The most unverified learning problem can be called Clustering. Like all other problem of similar nature, it focusses on exploring a structure in a compiled data that is unlabelled. A very novice definition of clustering would be the process by which organising objects into groups which has members that have similarities in some or the other way. Therefore, a cluster can be called as a compiled set of objects that are similar between themselves and different to those objects which belongs other groups. A simple graphical representation of this explanation could be as follows:
In this case, it can be easily identified that the data has been divided into 4clusters. This particular representation has classified data into exclusive clusters on the basis of the distance. Hence, it could be called as distance based clustering.

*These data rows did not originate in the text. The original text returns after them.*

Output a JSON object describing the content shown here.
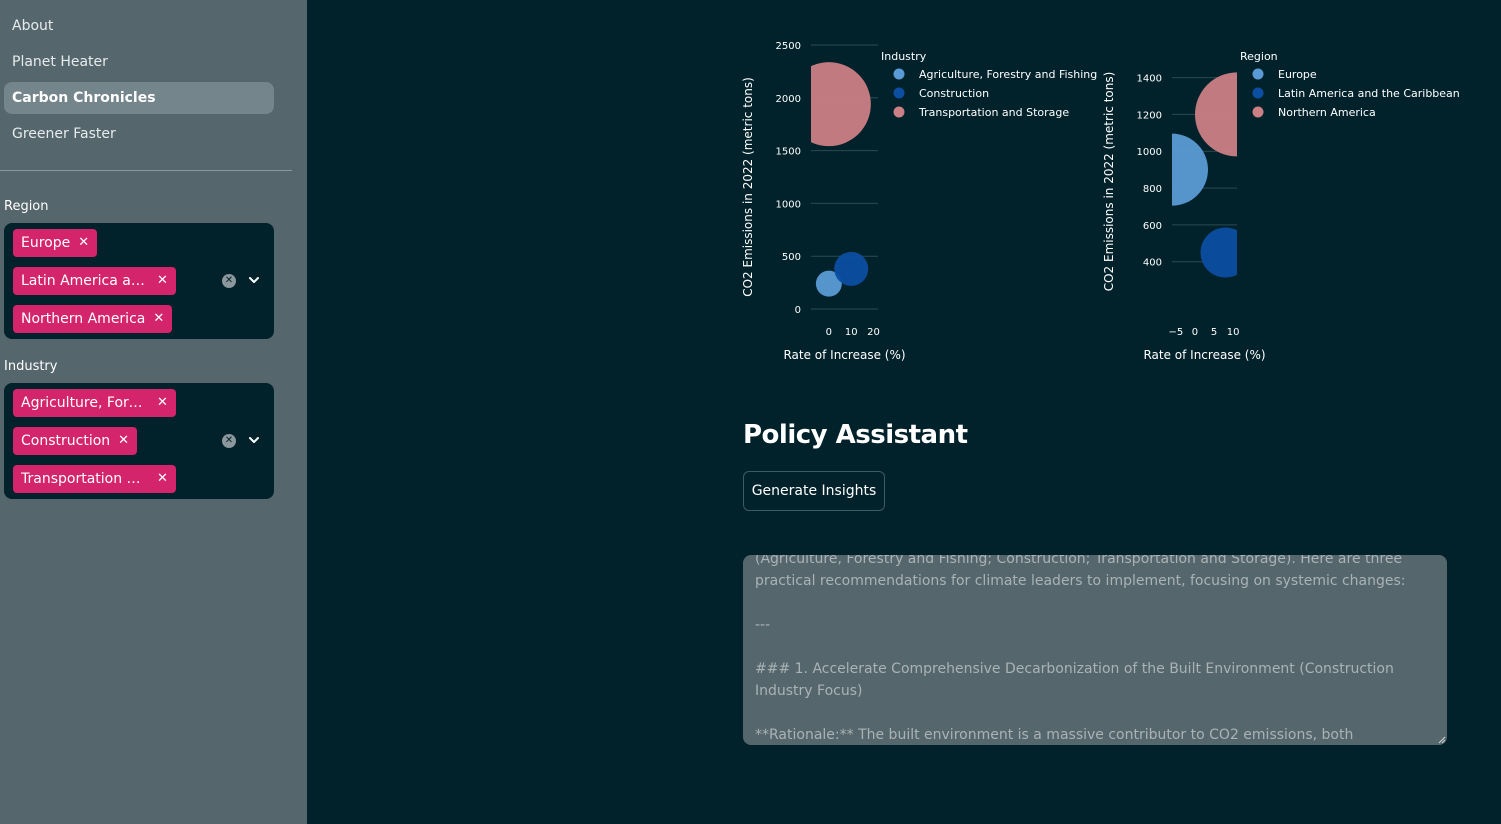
{
  "sidebar": {
    "nav": [
      {
        "label": "About",
        "active": false
      },
      {
        "label": "Planet Heater",
        "active": false
      },
      {
        "label": "Carbon Chronicles",
        "active": true
      },
      {
        "label": "Greener Faster",
        "active": false
      }
    ],
    "region_filter": {
      "label": "Region",
      "chips": [
        "Europe",
        "Latin America an…",
        "Northern America"
      ]
    },
    "industry_filter": {
      "label": "Industry",
      "chips": [
        "Agriculture, Fore…",
        "Construction",
        "Transportation a…"
      ]
    },
    "icons": {
      "remove": "close-icon",
      "clear": "clear-circle-icon",
      "open": "chevron-down-icon"
    }
  },
  "chart_data": [
    {
      "type": "scatter",
      "ylabel": "CO2 Emissions in 2022 (metric tons)",
      "xlabel": "Rate of Increase (%)",
      "xticks": [
        "0",
        "10",
        "20"
      ],
      "yticks": [
        "0",
        "500",
        "1000",
        "1500",
        "2000",
        "2500"
      ],
      "xlim": [
        -8,
        22
      ],
      "ylim": [
        0,
        2500
      ],
      "legend_title": "Industry",
      "legend_position": "top-right",
      "series": [
        {
          "name": "Agriculture, Forestry and Fishing",
          "color": "#5b9bd5",
          "points": [
            {
              "x": 0,
              "y": 240,
              "size": 13
            }
          ]
        },
        {
          "name": "Construction",
          "color": "#0b4ea2",
          "points": [
            {
              "x": 10,
              "y": 380,
              "size": 17
            }
          ]
        },
        {
          "name": "Transportation and Storage",
          "color": "#cb8085",
          "points": [
            {
              "x": 0,
              "y": 1940,
              "size": 42
            }
          ]
        }
      ]
    },
    {
      "type": "scatter",
      "ylabel": "CO2 Emissions in 2022 (metric tons)",
      "xlabel": "Rate of Increase (%)",
      "xticks": [
        "−5",
        "0",
        "5",
        "10"
      ],
      "yticks": [
        "400",
        "600",
        "800",
        "1000",
        "1200",
        "1400"
      ],
      "xlim": [
        -6,
        11
      ],
      "ylim": [
        290,
        1490
      ],
      "legend_title": "Region",
      "legend_position": "top-right",
      "series": [
        {
          "name": "Europe",
          "color": "#5b9bd5",
          "points": [
            {
              "x": -6,
              "y": 900,
              "size": 36
            }
          ]
        },
        {
          "name": "Latin America and the Caribbean",
          "color": "#0b4ea2",
          "points": [
            {
              "x": 8,
              "y": 450,
              "size": 25
            }
          ]
        },
        {
          "name": "Northern America",
          "color": "#cb8085",
          "points": [
            {
              "x": 11,
              "y": 1200,
              "size": 42
            }
          ]
        }
      ]
    }
  ],
  "policy": {
    "title": "Policy Assistant",
    "button_label": "Generate Insights",
    "output_text": "(Agriculture, Forestry and Fishing; Construction; Transportation and Storage). Here are three practical recommendations for climate leaders to implement, focusing on systemic changes:\n\n---\n\n### 1. Accelerate Comprehensive Decarbonization of the Built Environment (Construction Industry Focus)\n\n**Rationale:** The built environment is a massive contributor to CO2 emissions, both through the"
  }
}
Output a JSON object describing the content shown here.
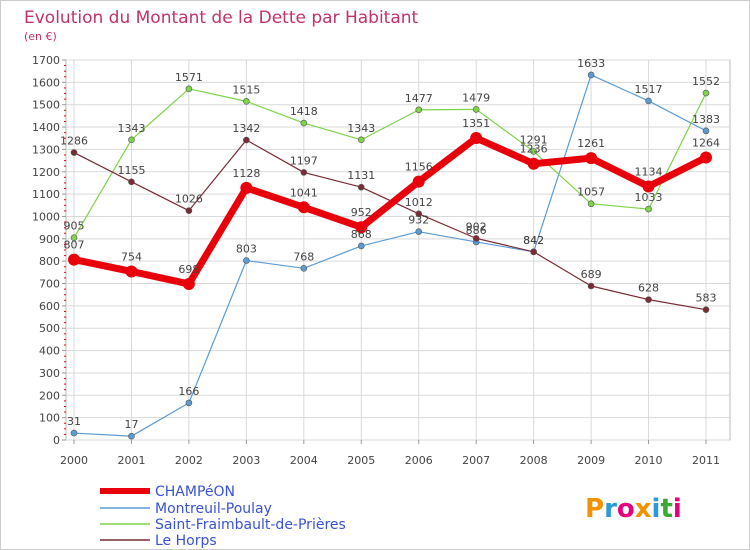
{
  "chart_data": {
    "type": "line",
    "title": "Evolution du Montant de la Dette par Habitant",
    "unit_label": "(en €)",
    "xlabel": "",
    "ylabel": "",
    "categories": [
      "2000",
      "2001",
      "2002",
      "2003",
      "2004",
      "2005",
      "2006",
      "2007",
      "2008",
      "2009",
      "2010",
      "2011"
    ],
    "ylim": [
      0,
      1700
    ],
    "yticks": [
      0,
      100,
      200,
      300,
      400,
      500,
      600,
      700,
      800,
      900,
      1000,
      1100,
      1200,
      1300,
      1400,
      1500,
      1600,
      1700
    ],
    "grid": true,
    "legend_position": "bottom-left",
    "series": [
      {
        "name": "CHAMPéON",
        "color": "#e8000b",
        "values": [
          807,
          754,
          698,
          1128,
          1041,
          952,
          1156,
          1351,
          1236,
          1261,
          1134,
          1264
        ]
      },
      {
        "name": "Montreuil-Poulay",
        "color": "#5b9bd5",
        "values": [
          31,
          17,
          166,
          803,
          768,
          868,
          932,
          886,
          842,
          1633,
          1517,
          1383
        ]
      },
      {
        "name": "Saint-Fraimbault-de-Prières",
        "color": "#7fd34a",
        "values": [
          905,
          1343,
          1571,
          1515,
          1418,
          1343,
          1477,
          1479,
          1291,
          1057,
          1033,
          1552
        ]
      },
      {
        "name": "Le Horps",
        "color": "#7a2b34",
        "values": [
          1286,
          1155,
          1026,
          1342,
          1197,
          1131,
          1012,
          902,
          842,
          689,
          628,
          583
        ]
      }
    ]
  },
  "logo": {
    "text": "Proxiti"
  }
}
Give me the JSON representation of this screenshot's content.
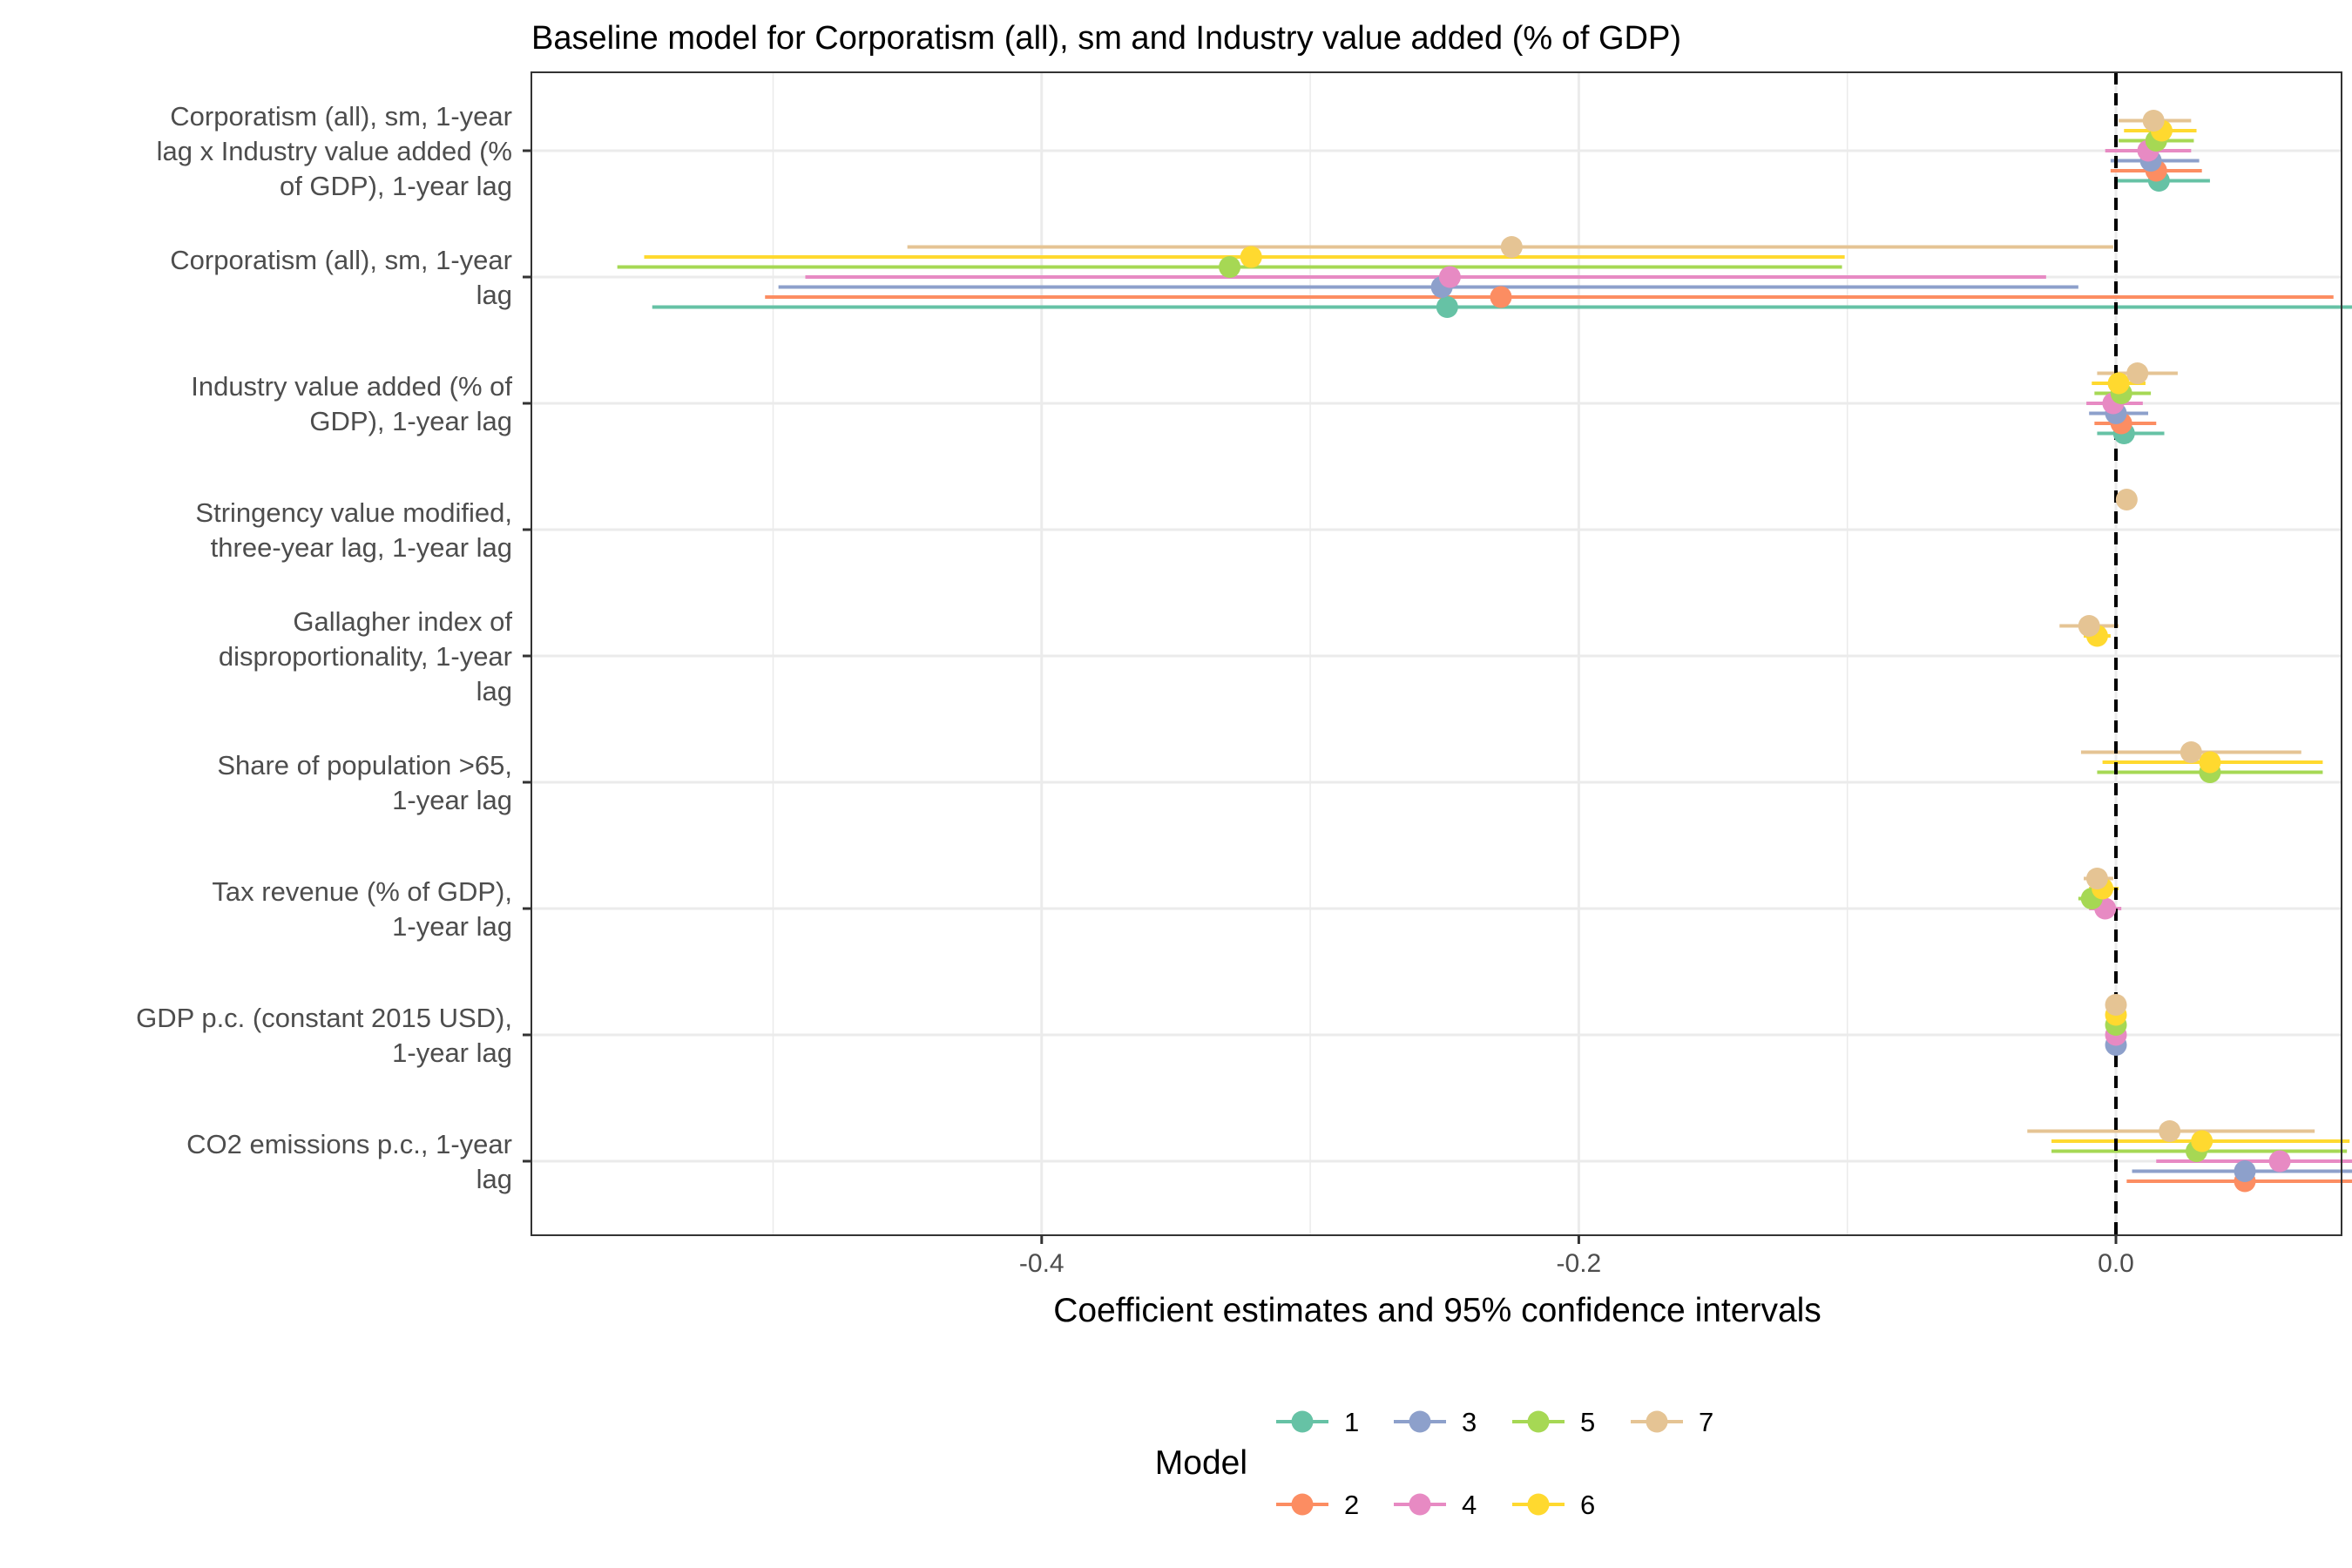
{
  "chart_data": {
    "type": "coefficient-plot",
    "title": "Baseline model for Corporatism (all), sm and Industry value added (% of GDP)",
    "xlabel": "Coefficient estimates and 95% confidence intervals",
    "xlim": [
      -0.59,
      0.084
    ],
    "x_ticks": [
      -0.4,
      -0.2,
      0.0
    ],
    "x_tick_labels": [
      "-0.4",
      "-0.2",
      "0.0"
    ],
    "grid": true,
    "reference_line": 0,
    "legend_title": "Model",
    "legend_position": "bottom",
    "terms": [
      [
        "Corporatism (all), sm, 1-year",
        "lag x Industry value added (%",
        "of GDP), 1-year lag"
      ],
      [
        "Corporatism (all), sm, 1-year",
        "lag"
      ],
      [
        "Industry value added (% of",
        "GDP), 1-year lag"
      ],
      [
        "Stringency value modified,",
        "three-year lag, 1-year lag"
      ],
      [
        "Gallagher index of",
        "disproportionality, 1-year",
        "lag"
      ],
      [
        "Share of population >65,",
        "1-year lag"
      ],
      [
        "Tax revenue (% of GDP),",
        "1-year lag"
      ],
      [
        "GDP p.c. (constant 2015 USD),",
        "1-year lag"
      ],
      [
        "CO2 emissions p.c., 1-year",
        "lag"
      ]
    ],
    "series": [
      {
        "name": "1",
        "color": "#66c2a5",
        "points": [
          {
            "term": 0,
            "est": 0.016,
            "lo": 0.0,
            "hi": 0.035
          },
          {
            "term": 1,
            "est": -0.249,
            "lo": -0.545,
            "hi": 0.091
          },
          {
            "term": 2,
            "est": 0.003,
            "lo": -0.007,
            "hi": 0.018
          }
        ]
      },
      {
        "name": "2",
        "color": "#fc8d62",
        "points": [
          {
            "term": 0,
            "est": 0.015,
            "lo": -0.002,
            "hi": 0.032
          },
          {
            "term": 1,
            "est": -0.229,
            "lo": -0.503,
            "hi": 0.081
          },
          {
            "term": 2,
            "est": 0.002,
            "lo": -0.008,
            "hi": 0.015
          },
          {
            "term": 8,
            "est": 0.048,
            "lo": 0.004,
            "hi": 0.094
          }
        ]
      },
      {
        "name": "3",
        "color": "#8da0cb",
        "points": [
          {
            "term": 0,
            "est": 0.013,
            "lo": -0.002,
            "hi": 0.031
          },
          {
            "term": 1,
            "est": -0.251,
            "lo": -0.498,
            "hi": -0.014
          },
          {
            "term": 2,
            "est": 0.0,
            "lo": -0.01,
            "hi": 0.012
          },
          {
            "term": 7,
            "est": 0.0,
            "lo": -0.001,
            "hi": 0.001
          },
          {
            "term": 8,
            "est": 0.048,
            "lo": 0.006,
            "hi": 0.094
          }
        ]
      },
      {
        "name": "4",
        "color": "#e78ac3",
        "points": [
          {
            "term": 0,
            "est": 0.012,
            "lo": -0.004,
            "hi": 0.028
          },
          {
            "term": 1,
            "est": -0.248,
            "lo": -0.488,
            "hi": -0.026
          },
          {
            "term": 2,
            "est": -0.001,
            "lo": -0.011,
            "hi": 0.01
          },
          {
            "term": 6,
            "est": -0.004,
            "lo": -0.01,
            "hi": 0.002
          },
          {
            "term": 7,
            "est": 0.0,
            "lo": -0.001,
            "hi": 0.001
          },
          {
            "term": 8,
            "est": 0.061,
            "lo": 0.015,
            "hi": 0.106
          }
        ]
      },
      {
        "name": "5",
        "color": "#a6d854",
        "points": [
          {
            "term": 0,
            "est": 0.015,
            "lo": 0.001,
            "hi": 0.029
          },
          {
            "term": 1,
            "est": -0.33,
            "lo": -0.558,
            "hi": -0.102
          },
          {
            "term": 2,
            "est": 0.002,
            "lo": -0.008,
            "hi": 0.013
          },
          {
            "term": 5,
            "est": 0.035,
            "lo": -0.007,
            "hi": 0.077
          },
          {
            "term": 6,
            "est": -0.009,
            "lo": -0.014,
            "hi": -0.003
          },
          {
            "term": 7,
            "est": 0.0,
            "lo": -0.001,
            "hi": 0.001
          },
          {
            "term": 8,
            "est": 0.03,
            "lo": -0.024,
            "hi": 0.086
          }
        ]
      },
      {
        "name": "6",
        "color": "#ffd92f",
        "points": [
          {
            "term": 0,
            "est": 0.017,
            "lo": 0.003,
            "hi": 0.03
          },
          {
            "term": 1,
            "est": -0.322,
            "lo": -0.548,
            "hi": -0.101
          },
          {
            "term": 2,
            "est": 0.001,
            "lo": -0.009,
            "hi": 0.011
          },
          {
            "term": 4,
            "est": -0.007,
            "lo": -0.012,
            "hi": -0.002
          },
          {
            "term": 5,
            "est": 0.035,
            "lo": -0.005,
            "hi": 0.077
          },
          {
            "term": 6,
            "est": -0.005,
            "lo": -0.01,
            "hi": 0.001
          },
          {
            "term": 7,
            "est": 0.0,
            "lo": -0.001,
            "hi": 0.001
          },
          {
            "term": 8,
            "est": 0.032,
            "lo": -0.024,
            "hi": 0.087
          }
        ]
      },
      {
        "name": "7",
        "color": "#e5c494",
        "points": [
          {
            "term": 0,
            "est": 0.014,
            "lo": 0.001,
            "hi": 0.028
          },
          {
            "term": 1,
            "est": -0.225,
            "lo": -0.45,
            "hi": -0.001
          },
          {
            "term": 2,
            "est": 0.008,
            "lo": -0.007,
            "hi": 0.023
          },
          {
            "term": 3,
            "est": 0.004,
            "lo": 0.003,
            "hi": 0.005
          },
          {
            "term": 4,
            "est": -0.01,
            "lo": -0.021,
            "hi": 0.001
          },
          {
            "term": 5,
            "est": 0.028,
            "lo": -0.013,
            "hi": 0.069
          },
          {
            "term": 6,
            "est": -0.007,
            "lo": -0.012,
            "hi": -0.001
          },
          {
            "term": 7,
            "est": 0.0,
            "lo": -0.001,
            "hi": 0.001
          },
          {
            "term": 8,
            "est": 0.02,
            "lo": -0.033,
            "hi": 0.074
          }
        ]
      }
    ]
  }
}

Another type of clustering would be conceptual clustering. In this type of clustering objects are classified and grouped in accordance with their fit to the descriptive concepts and not according to the simple similarity measures.
There are certain goals of clustering. These are to identify the intrinsic grouping in a set of data that is originally unlabelled. It is difficult to decide what constitutes a good clustering. It is sure that there cannot be an absolute best criterion which would be independent of the ultimate aim of clustering. It is mostly the user who decides and supplies the criterion as per the need and suitability of the study.
The application of clustering can be seen in various fields. The key areas where we often see the use of clustering are:
• Marketing: In the field of marketing clustering is done to identify customers with similar buying behaviour on the basis if the data showing their buying records.
• Biology: The classification of plants and animals, given their features.
• Insurance: Clustering insurance holders on the basis of high average claim cost and identifying the frauds.
• Other areas like City planning, Earthquake analysis and WWW are where cluster analysis has been found to have their place.
However, clustering does come with its own set of problems like it does not address all the requirements adequately and in a limited time frame, it becomes difficult to address large number of data items with complexity. Another problem with clustering is that the interpretation of clustering can be done in different ways so standardization in interpretation is difficult to achieve.